Today, Friese-Greene is best remembered for his next big advance. He developed the Biocolour system, which created color film through shooting in black-and-white through successive coloured filters. Alternative frames were then stained red or green, giving the illusion of a color image. It wasn't perfect, often giving the subjects red or green fringes; but what really doomed it was a prior patent on another system, Kinemacolor. Only after winning a court case on appeal to the House of Lords in 1914 could he properly use Biocolour. In fact, it was his son Claude who would go on to develop the system and produce films in the 1920s - recently shown by the BBC as The Lost World of Friese-Greene.
William Friese-Greene himself died at a London conference in 1921. His reputation since then has gone up and down: in a 1951 film, The Magic Box, all his most optimistic claims for his inventions were accepted at face-value, while the mood changed in the 1960s when those claims were discredited.
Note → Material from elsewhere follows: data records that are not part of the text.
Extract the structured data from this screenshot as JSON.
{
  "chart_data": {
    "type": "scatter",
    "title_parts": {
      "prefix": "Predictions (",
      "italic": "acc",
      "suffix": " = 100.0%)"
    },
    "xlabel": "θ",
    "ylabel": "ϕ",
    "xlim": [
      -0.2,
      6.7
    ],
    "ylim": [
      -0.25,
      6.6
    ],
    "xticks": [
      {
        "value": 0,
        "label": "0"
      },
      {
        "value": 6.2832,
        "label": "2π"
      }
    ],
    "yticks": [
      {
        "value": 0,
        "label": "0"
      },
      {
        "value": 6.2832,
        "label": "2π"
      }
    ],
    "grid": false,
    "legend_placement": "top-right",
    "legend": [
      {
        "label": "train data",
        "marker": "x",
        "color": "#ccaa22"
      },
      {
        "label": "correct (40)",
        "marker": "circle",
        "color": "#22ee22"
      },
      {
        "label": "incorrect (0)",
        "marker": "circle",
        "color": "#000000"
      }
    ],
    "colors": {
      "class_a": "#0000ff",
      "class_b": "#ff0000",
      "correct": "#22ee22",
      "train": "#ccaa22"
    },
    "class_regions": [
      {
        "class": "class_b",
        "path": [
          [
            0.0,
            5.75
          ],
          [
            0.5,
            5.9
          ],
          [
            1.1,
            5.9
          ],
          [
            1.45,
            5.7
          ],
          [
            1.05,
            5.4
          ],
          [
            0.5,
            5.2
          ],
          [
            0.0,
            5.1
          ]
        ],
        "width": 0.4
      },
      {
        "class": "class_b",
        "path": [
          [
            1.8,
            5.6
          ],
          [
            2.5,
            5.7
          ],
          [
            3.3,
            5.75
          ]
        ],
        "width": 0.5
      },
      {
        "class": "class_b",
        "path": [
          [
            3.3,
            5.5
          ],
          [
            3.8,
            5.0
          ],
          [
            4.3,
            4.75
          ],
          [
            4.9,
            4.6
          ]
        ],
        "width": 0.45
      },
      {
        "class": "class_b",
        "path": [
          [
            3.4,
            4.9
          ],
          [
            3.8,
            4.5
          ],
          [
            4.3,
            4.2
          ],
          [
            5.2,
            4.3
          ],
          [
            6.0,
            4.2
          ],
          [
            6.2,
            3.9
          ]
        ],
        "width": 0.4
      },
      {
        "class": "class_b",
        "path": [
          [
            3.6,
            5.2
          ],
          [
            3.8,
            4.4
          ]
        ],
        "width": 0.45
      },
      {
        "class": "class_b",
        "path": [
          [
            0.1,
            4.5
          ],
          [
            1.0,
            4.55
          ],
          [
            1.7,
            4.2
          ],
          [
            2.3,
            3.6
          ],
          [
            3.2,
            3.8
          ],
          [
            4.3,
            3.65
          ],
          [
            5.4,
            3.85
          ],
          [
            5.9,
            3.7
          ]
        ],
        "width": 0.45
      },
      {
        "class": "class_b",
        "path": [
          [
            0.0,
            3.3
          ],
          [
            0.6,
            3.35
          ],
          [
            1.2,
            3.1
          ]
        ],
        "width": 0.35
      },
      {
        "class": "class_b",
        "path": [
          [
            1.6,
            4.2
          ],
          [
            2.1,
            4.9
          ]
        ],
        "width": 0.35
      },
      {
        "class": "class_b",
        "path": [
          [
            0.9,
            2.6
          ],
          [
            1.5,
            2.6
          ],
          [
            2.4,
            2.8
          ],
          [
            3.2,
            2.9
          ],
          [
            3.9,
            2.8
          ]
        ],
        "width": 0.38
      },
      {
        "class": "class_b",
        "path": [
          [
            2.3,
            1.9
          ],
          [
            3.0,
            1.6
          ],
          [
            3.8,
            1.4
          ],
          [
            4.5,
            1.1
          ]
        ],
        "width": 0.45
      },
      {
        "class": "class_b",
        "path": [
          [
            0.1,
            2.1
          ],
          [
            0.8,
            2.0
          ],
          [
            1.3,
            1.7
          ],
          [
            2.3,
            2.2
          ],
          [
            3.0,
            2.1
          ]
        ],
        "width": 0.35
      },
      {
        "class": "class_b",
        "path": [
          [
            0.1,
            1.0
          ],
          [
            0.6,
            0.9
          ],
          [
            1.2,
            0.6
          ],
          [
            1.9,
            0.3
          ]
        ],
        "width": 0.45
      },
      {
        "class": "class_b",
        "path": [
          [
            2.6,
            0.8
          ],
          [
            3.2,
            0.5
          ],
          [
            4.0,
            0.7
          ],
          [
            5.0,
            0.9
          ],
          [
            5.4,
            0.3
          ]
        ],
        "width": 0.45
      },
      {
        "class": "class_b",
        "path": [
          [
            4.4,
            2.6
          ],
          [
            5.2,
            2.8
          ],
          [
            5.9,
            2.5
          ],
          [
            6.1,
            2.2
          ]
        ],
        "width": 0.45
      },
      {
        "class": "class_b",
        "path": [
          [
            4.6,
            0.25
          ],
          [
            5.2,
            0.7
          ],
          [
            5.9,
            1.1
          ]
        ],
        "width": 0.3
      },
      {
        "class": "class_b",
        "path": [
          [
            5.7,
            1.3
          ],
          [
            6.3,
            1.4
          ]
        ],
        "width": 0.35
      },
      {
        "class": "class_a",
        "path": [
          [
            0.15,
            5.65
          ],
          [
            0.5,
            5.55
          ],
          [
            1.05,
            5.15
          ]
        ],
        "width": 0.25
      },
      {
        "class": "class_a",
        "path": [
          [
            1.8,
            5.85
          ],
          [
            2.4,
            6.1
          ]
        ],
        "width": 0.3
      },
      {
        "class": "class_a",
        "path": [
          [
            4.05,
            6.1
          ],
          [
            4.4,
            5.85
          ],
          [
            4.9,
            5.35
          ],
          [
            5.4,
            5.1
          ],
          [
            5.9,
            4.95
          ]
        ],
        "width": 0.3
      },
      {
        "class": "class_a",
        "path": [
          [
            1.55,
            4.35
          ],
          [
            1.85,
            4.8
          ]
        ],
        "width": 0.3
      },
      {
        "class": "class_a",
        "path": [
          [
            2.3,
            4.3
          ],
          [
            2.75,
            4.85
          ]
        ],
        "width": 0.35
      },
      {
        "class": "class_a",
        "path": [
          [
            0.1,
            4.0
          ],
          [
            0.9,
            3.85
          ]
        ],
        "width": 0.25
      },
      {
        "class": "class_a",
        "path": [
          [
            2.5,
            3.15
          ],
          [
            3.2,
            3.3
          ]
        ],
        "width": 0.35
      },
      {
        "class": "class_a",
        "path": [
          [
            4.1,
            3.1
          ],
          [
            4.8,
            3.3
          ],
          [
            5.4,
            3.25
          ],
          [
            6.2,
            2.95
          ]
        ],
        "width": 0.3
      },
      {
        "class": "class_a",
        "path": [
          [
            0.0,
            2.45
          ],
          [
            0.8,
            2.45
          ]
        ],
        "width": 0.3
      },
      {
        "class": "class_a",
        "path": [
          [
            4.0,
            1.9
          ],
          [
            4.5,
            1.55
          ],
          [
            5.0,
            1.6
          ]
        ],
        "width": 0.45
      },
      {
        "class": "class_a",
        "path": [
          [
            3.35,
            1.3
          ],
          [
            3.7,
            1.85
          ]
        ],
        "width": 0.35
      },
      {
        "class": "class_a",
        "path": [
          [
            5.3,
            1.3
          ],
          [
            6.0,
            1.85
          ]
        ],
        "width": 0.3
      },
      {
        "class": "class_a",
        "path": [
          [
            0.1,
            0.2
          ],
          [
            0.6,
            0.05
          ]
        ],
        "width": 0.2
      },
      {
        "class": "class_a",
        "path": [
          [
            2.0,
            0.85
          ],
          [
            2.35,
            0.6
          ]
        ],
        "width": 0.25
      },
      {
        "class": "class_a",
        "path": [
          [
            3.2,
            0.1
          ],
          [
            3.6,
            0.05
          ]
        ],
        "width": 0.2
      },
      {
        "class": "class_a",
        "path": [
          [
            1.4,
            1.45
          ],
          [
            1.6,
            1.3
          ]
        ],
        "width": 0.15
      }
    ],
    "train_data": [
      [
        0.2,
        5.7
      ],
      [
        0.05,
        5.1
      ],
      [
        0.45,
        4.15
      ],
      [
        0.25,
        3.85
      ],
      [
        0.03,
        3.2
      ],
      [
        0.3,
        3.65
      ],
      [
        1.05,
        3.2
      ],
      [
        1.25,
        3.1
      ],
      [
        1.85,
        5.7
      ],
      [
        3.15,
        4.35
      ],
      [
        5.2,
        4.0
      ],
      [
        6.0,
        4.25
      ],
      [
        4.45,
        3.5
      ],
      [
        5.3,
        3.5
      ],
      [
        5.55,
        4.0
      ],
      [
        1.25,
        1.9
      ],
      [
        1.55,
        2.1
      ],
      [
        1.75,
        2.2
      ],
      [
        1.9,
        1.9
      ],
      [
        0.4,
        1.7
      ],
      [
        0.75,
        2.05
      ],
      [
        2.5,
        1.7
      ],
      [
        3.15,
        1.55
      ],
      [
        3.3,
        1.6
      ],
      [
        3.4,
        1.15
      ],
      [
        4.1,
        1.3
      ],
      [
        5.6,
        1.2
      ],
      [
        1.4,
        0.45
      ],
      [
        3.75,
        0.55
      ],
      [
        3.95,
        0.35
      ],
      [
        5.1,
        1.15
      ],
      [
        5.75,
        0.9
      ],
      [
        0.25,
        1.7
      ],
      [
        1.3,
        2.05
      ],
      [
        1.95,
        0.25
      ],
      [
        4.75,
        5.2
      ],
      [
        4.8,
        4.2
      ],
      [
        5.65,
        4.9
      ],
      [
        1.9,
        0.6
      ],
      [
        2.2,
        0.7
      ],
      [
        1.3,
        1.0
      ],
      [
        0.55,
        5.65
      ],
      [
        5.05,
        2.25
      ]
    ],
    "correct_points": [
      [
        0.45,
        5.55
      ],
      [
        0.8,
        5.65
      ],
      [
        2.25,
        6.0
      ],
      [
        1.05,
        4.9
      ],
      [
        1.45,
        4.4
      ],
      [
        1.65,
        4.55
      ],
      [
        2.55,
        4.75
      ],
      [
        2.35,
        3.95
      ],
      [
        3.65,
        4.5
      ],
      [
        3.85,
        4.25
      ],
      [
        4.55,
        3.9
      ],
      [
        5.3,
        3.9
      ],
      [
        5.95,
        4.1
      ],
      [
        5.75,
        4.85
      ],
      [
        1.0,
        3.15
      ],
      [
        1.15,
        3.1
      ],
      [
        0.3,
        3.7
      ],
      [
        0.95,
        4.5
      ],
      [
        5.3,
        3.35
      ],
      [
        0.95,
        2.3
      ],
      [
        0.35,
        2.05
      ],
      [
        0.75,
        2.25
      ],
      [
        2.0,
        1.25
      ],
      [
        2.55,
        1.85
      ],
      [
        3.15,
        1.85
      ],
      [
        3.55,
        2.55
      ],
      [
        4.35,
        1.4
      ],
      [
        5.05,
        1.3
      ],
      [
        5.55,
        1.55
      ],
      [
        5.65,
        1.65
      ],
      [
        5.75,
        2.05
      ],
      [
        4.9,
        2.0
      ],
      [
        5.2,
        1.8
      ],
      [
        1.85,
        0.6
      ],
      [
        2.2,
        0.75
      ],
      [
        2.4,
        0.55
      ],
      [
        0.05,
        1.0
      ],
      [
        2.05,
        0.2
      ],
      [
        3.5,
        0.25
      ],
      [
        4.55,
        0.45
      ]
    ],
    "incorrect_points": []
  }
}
Today he is recognised once again as a pioneer, if not the inventor, of early film although his exact role is controversial. At the very least, as the BFI's Screenonline biography concludes, 'As a dreamer more than as an inventor, he has his place as a founding father of British film.'
As well as the Highgate memorial (shared by Claude), there is a plaque on the site of his studio and laboratory in Chelsea and another on his former studio in Brighton. Sadly, his birthplace in Bristol was demolished in 1958 to provide car parking although he has several plaques in the city.